In an intriguing microbial community "transplant" experiment, the team disinfected the forearms and foreheads of some test subjects, then "inoculated" both sites with bacterial communities harvested from the tongue. The tongue bacteria persisted longer on the forearms than foreheads, suggesting some bacterial populations more strongly prefer sebaceous, or oily sites.
"As some others have speculated, it may be that drier areas of the skin like forearms make generally more hospitable landing pads for bacteria," Costello said. The team did not find any significant difference in how easily a person's forehead or forearm could be colonized by his or her own "transplanted" microbes as opposed to those of other people.
"These patterns suggest that the search for microbial factors associated with disease, although difficult to ascertain due to the high intrinsic levels of variability among healthy individuals, may be achieved using broad profiling techniques such as those employed here," the authors wrote in Science Express.
Previous microbial studies of healthy individuals have generally focused on individual body habitats including the lower intestine, skin and mouth. The new study builds on a 2008 CU study on hand bacteria indicating that while more than 4,200 species of bacteria resided on 102 human hands, only about five species were shared by all 51 participants. The 2008 study also showed women had a greater diversity of bacteria on their palms than men.

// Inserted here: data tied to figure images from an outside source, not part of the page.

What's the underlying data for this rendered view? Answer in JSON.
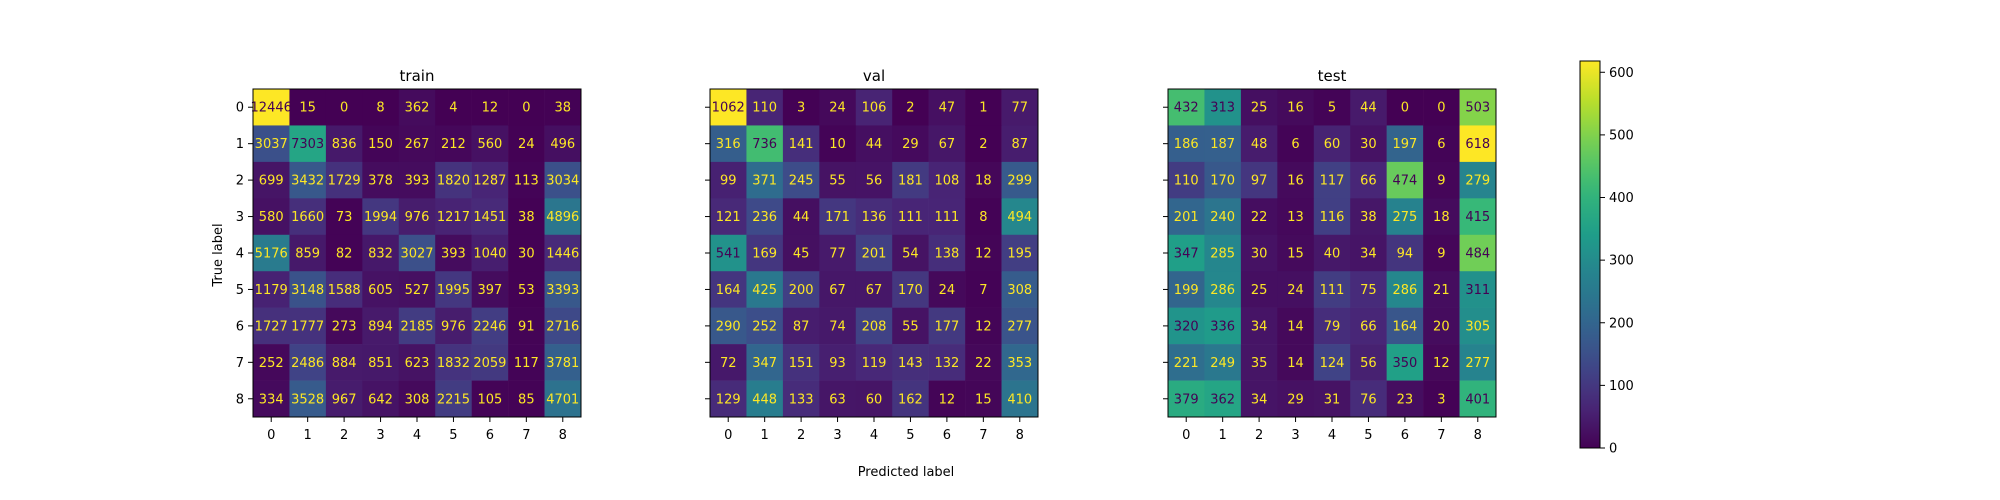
{
  "figure": {
    "xlabel": "Predicted label",
    "ylabel": "True label"
  },
  "chart_data": [
    {
      "type": "heatmap",
      "title": "train",
      "x_ticks": [
        "0",
        "1",
        "2",
        "3",
        "4",
        "5",
        "6",
        "7",
        "8"
      ],
      "y_ticks": [
        "0",
        "1",
        "2",
        "3",
        "4",
        "5",
        "6",
        "7",
        "8"
      ],
      "values": [
        [
          12446,
          15,
          0,
          8,
          362,
          4,
          12,
          0,
          38
        ],
        [
          3037,
          7303,
          836,
          150,
          267,
          212,
          560,
          24,
          496
        ],
        [
          699,
          3432,
          1729,
          378,
          393,
          1820,
          1287,
          113,
          3034
        ],
        [
          580,
          1660,
          73,
          1994,
          976,
          1217,
          1451,
          38,
          4896
        ],
        [
          5176,
          859,
          82,
          832,
          3027,
          393,
          1040,
          30,
          1446
        ],
        [
          1179,
          3148,
          1588,
          605,
          527,
          1995,
          397,
          53,
          3393
        ],
        [
          1727,
          1777,
          273,
          894,
          2185,
          976,
          2246,
          91,
          2716
        ],
        [
          252,
          2486,
          884,
          851,
          623,
          1832,
          2059,
          117,
          3781
        ],
        [
          334,
          3528,
          967,
          642,
          308,
          2215,
          105,
          85,
          4701
        ]
      ]
    },
    {
      "type": "heatmap",
      "title": "val",
      "x_ticks": [
        "0",
        "1",
        "2",
        "3",
        "4",
        "5",
        "6",
        "7",
        "8"
      ],
      "y_ticks": [
        "0",
        "1",
        "2",
        "3",
        "4",
        "5",
        "6",
        "7",
        "8"
      ],
      "values": [
        [
          1062,
          110,
          3,
          24,
          106,
          2,
          47,
          1,
          77
        ],
        [
          316,
          736,
          141,
          10,
          44,
          29,
          67,
          2,
          87
        ],
        [
          99,
          371,
          245,
          55,
          56,
          181,
          108,
          18,
          299
        ],
        [
          121,
          236,
          44,
          171,
          136,
          111,
          111,
          8,
          494
        ],
        [
          541,
          169,
          45,
          77,
          201,
          54,
          138,
          12,
          195
        ],
        [
          164,
          425,
          200,
          67,
          67,
          170,
          24,
          7,
          308
        ],
        [
          290,
          252,
          87,
          74,
          208,
          55,
          177,
          12,
          277
        ],
        [
          72,
          347,
          151,
          93,
          119,
          143,
          132,
          22,
          353
        ],
        [
          129,
          448,
          133,
          63,
          60,
          162,
          12,
          15,
          410
        ]
      ]
    },
    {
      "type": "heatmap",
      "title": "test",
      "x_ticks": [
        "0",
        "1",
        "2",
        "3",
        "4",
        "5",
        "6",
        "7",
        "8"
      ],
      "y_ticks": [
        "0",
        "1",
        "2",
        "3",
        "4",
        "5",
        "6",
        "7",
        "8"
      ],
      "values": [
        [
          432,
          313,
          25,
          16,
          5,
          44,
          0,
          0,
          503
        ],
        [
          186,
          187,
          48,
          6,
          60,
          30,
          197,
          6,
          618
        ],
        [
          110,
          170,
          97,
          16,
          117,
          66,
          474,
          9,
          279
        ],
        [
          201,
          240,
          22,
          13,
          116,
          38,
          275,
          18,
          415
        ],
        [
          347,
          285,
          30,
          15,
          40,
          34,
          94,
          9,
          484
        ],
        [
          199,
          286,
          25,
          24,
          111,
          75,
          286,
          21,
          311
        ],
        [
          320,
          336,
          34,
          14,
          79,
          66,
          164,
          20,
          305
        ],
        [
          221,
          249,
          35,
          14,
          124,
          56,
          350,
          12,
          277
        ],
        [
          379,
          362,
          34,
          29,
          31,
          76,
          23,
          3,
          401
        ]
      ]
    }
  ],
  "colorbar": {
    "colormap": "viridis",
    "range": [
      0,
      618
    ],
    "ticks": [
      0,
      100,
      200,
      300,
      400,
      500,
      600
    ]
  },
  "colors": {
    "text_on_dark": "#fde725",
    "text_on_light": "#440154"
  }
}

Knight, also a faculty member in CU-Boulder's computer science department and who is a member of the university's Colorado Initiative in Molecular Biotechnology, said understanding the variation in human microbial communities holds promise for future clinical research.
"If we can better understand this variation, we may be able to begin searching for genetic biomarkers for disease," he said. The CU-Boulder researchers said it might someday be possible to identify sites on the human body that would be amenable to microbial community transplants with either natural or engineered microbial systems that would be beneficial to the health of the host.
The research was funded by the Howard Hughes Medical Institute, the National Institutes of Health, the Bill and Melinda Gates Foundation and the Crohn's and Colitis Foundation of America.